Un matin de décembre sans vent, une vieille dame au bonnet rose promène son chien dans un parc de Francfort, comme chaque jour à la même heure. A moins de 100 mètres de là, caché dans les buissons, un homme la guette, armé d’une Remington munie d’un silencieux. Il attend le bon angle, ajuste, appuie doucement sur la détente. On voit la tête de la vieille dame exploser, l’homme ramasser la douille expulsée, démonter son fusil et sortir tranquillement du fourré. Trois jours plus tard, dans le même coin, une femme au foyer d’un certain âge prépare le dîner dans sa cuisine avec sa petite-fille tandis que sa fille s’occupe au salon. Elle semble heureuse, sa famille est réunie, elle n’attend plus que son mari, médecin, souvent en retard. Juché au sommet d’un transformateur, caché par des branches de sapin, le même homme ajuste la même arme et tire. La femme s’écroule, son sang éclabousse la petite fille, la cuisine devient scène de guerre.

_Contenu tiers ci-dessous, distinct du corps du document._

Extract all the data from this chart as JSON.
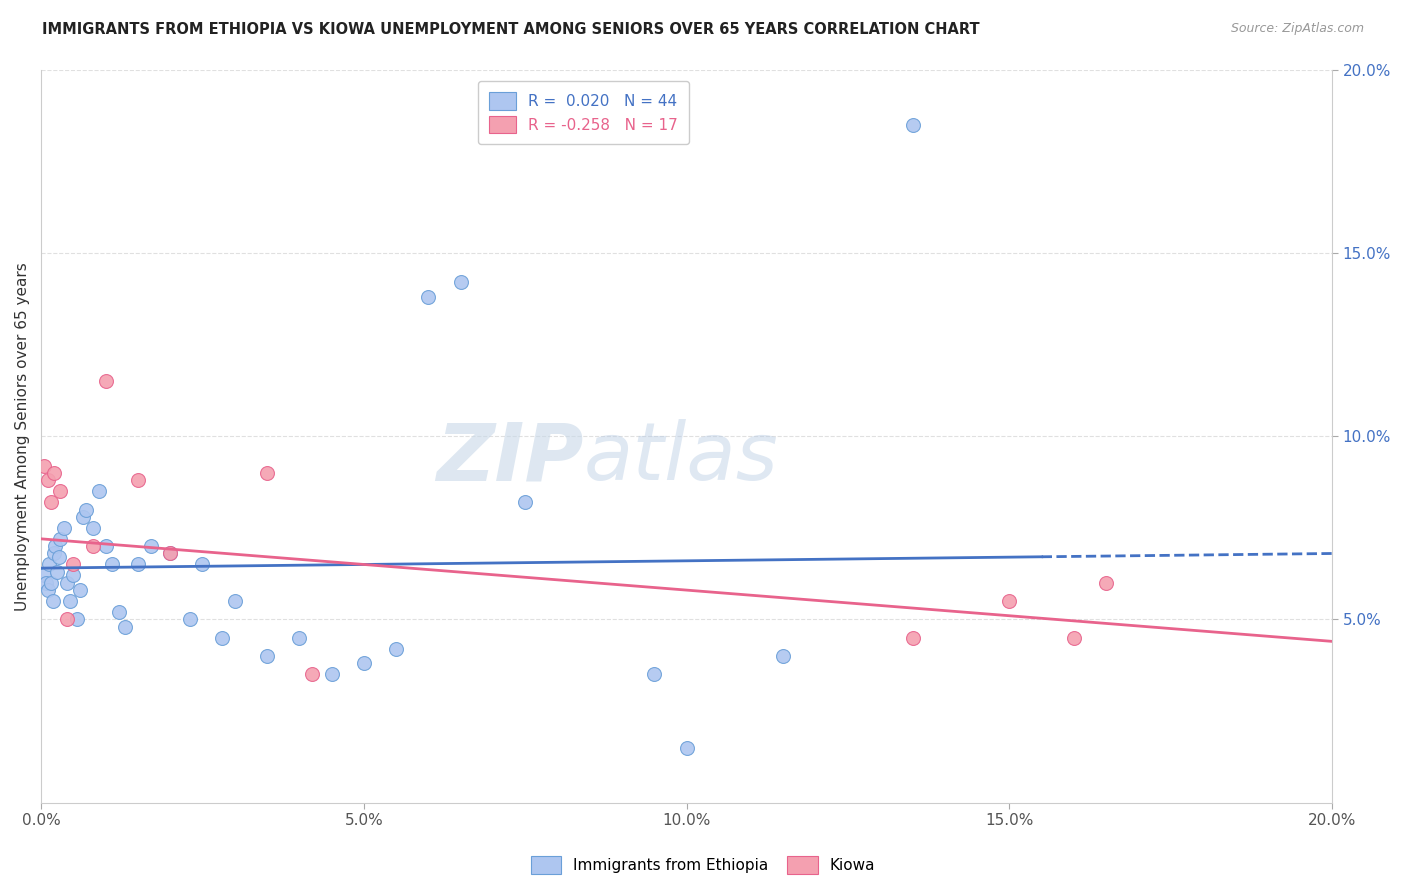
{
  "title": "IMMIGRANTS FROM ETHIOPIA VS KIOWA UNEMPLOYMENT AMONG SENIORS OVER 65 YEARS CORRELATION CHART",
  "source": "Source: ZipAtlas.com",
  "ylabel": "Unemployment Among Seniors over 65 years",
  "x_tick_positions": [
    0.0,
    5.0,
    10.0,
    15.0,
    20.0
  ],
  "y_tick_positions": [
    5.0,
    10.0,
    15.0,
    20.0
  ],
  "xlim": [
    0.0,
    20.0
  ],
  "ylim": [
    0.0,
    20.0
  ],
  "legend_entries": [
    {
      "label": "Immigrants from Ethiopia",
      "R": 0.02,
      "N": 44,
      "color": "#aec6f0"
    },
    {
      "label": "Kiowa",
      "R": -0.258,
      "N": 17,
      "color": "#f4a0b0"
    }
  ],
  "blue_scatter_x": [
    0.05,
    0.08,
    0.1,
    0.12,
    0.15,
    0.18,
    0.2,
    0.22,
    0.25,
    0.28,
    0.3,
    0.35,
    0.4,
    0.45,
    0.5,
    0.55,
    0.6,
    0.65,
    0.7,
    0.8,
    0.9,
    1.0,
    1.1,
    1.2,
    1.3,
    1.5,
    1.7,
    2.0,
    2.3,
    2.5,
    2.8,
    3.0,
    3.5,
    4.0,
    4.5,
    5.0,
    5.5,
    6.0,
    6.5,
    7.5,
    9.5,
    10.0,
    11.5,
    13.5
  ],
  "blue_scatter_y": [
    6.2,
    6.0,
    5.8,
    6.5,
    6.0,
    5.5,
    6.8,
    7.0,
    6.3,
    6.7,
    7.2,
    7.5,
    6.0,
    5.5,
    6.2,
    5.0,
    5.8,
    7.8,
    8.0,
    7.5,
    8.5,
    7.0,
    6.5,
    5.2,
    4.8,
    6.5,
    7.0,
    6.8,
    5.0,
    6.5,
    4.5,
    5.5,
    4.0,
    4.5,
    3.5,
    3.8,
    4.2,
    13.8,
    14.2,
    8.2,
    3.5,
    1.5,
    4.0,
    18.5
  ],
  "pink_scatter_x": [
    0.05,
    0.1,
    0.15,
    0.2,
    0.3,
    0.4,
    0.5,
    0.8,
    1.0,
    1.5,
    2.0,
    3.5,
    4.2,
    13.5,
    15.0,
    16.0,
    16.5
  ],
  "pink_scatter_y": [
    9.2,
    8.8,
    8.2,
    9.0,
    8.5,
    5.0,
    6.5,
    7.0,
    11.5,
    8.8,
    6.8,
    9.0,
    3.5,
    4.5,
    5.5,
    4.5,
    6.0
  ],
  "blue_line_x0": 0.0,
  "blue_line_y0": 6.4,
  "blue_line_x1": 20.0,
  "blue_line_y1": 6.8,
  "blue_line_solid_end_x": 15.5,
  "pink_line_x0": 0.0,
  "pink_line_y0": 7.2,
  "pink_line_x1": 20.0,
  "pink_line_y1": 4.4,
  "blue_line_color": "#4472c4",
  "pink_line_color": "#e8638c",
  "scatter_blue_color": "#aec6f0",
  "scatter_blue_edge": "#6a9fd8",
  "scatter_pink_color": "#f4a0b0",
  "scatter_pink_edge": "#e8638c",
  "scatter_size": 100,
  "watermark_zip": "ZIP",
  "watermark_atlas": "atlas",
  "background_color": "#ffffff",
  "grid_color": "#e0e0e0"
}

Traque. Dans les locaux de la police, c'est la consternation. Ces deux femmes n'avaient aucun ennemi, aucune zone d'ombre. Si elles ont été tuées au hasard, la série va continuer, plus personne n'est à l'abri. Et les vacances de Noël ont vidé une partie du service. L'officière de police judiciaire Pia Kirchhoff, qui vient de se marier et prépare son voyage de noces en Equateur, n'arrive pas à se résoudre à abandonner son collègue Oliver von Bodenstein. La curiosité et la conscience professionnelle sont les plus fortes. Elle va rester. Enquêter. Traquer le moindre indice qui permettra d'identifier le tueur.
Elle est sympathique, cette Pia Kirchhoff. Non seulement elle aime son travail mais elle ne se la raconte pas, elle est simple, cool, vive, sans état d’âme. Avec elle, on suit, captivé, les soubresauts de l’enquête, les drames familiaux, les fausses pistes et les avancées. Car l’homme qui tire se dévoile au fil des jours.
Non content de tuer (plusieurs autres victimes suivront), il éprouve le besoin de revendiquer ses actes. Après le meurtre de la vieille dame au bonnet rose, il fait parvenir à la police un faire-part de décès signé «le Juge», sur lequel on peut lire : «Ingeborg Rohleder devait mourir parce que sa fille s'est rendue coupable de non-assistance à personne en danger et de complicité d'homicide involontaire.» A chaque mort son faire-part. Si «le Juge» tue, ce n'est donc pas au hasard, mais par vengeance, pour punir une famille en lui faisant subir la même souffrance qu'il a endurée autrefois.
Il faudra du temps aux enquêteurs pour remonter sa trace. D’abord parce que leur hiérarchie, croyant bien faire, leur balance entre les pattes un analyste criminel, une sorte de profileur qui finira par s’embourber dans ses théories fumeuses et accumulera les bourdes. Ensuite parce que le tueur fait preuve d’une maîtrise parfaite et ne laisse aucune trace derrière lui.
Imaginaire. Ce polar est formidable car il est à la fois un roman à énigme digne d'un Agatha Christie ou d'un Conan Doyle, mais aussi une plongée dans les milieux du don d'organe qui, sur un fil ténu, oscillent sans cesse entre drame et espoir.
C’est peut-être d’ailleurs le seul bémol à apporter à cette histoire. Elle pointe si fort les dérives possibles des greffes qu’elle vous dégoûterait presque de faire établir votre carte de donneur, qui pourtant peut sauver des vies. Ce livre n’est qu’une fiction, mais elle fonctionne si bien qu’elle finit par vous faire confondre imaginaire et réalité.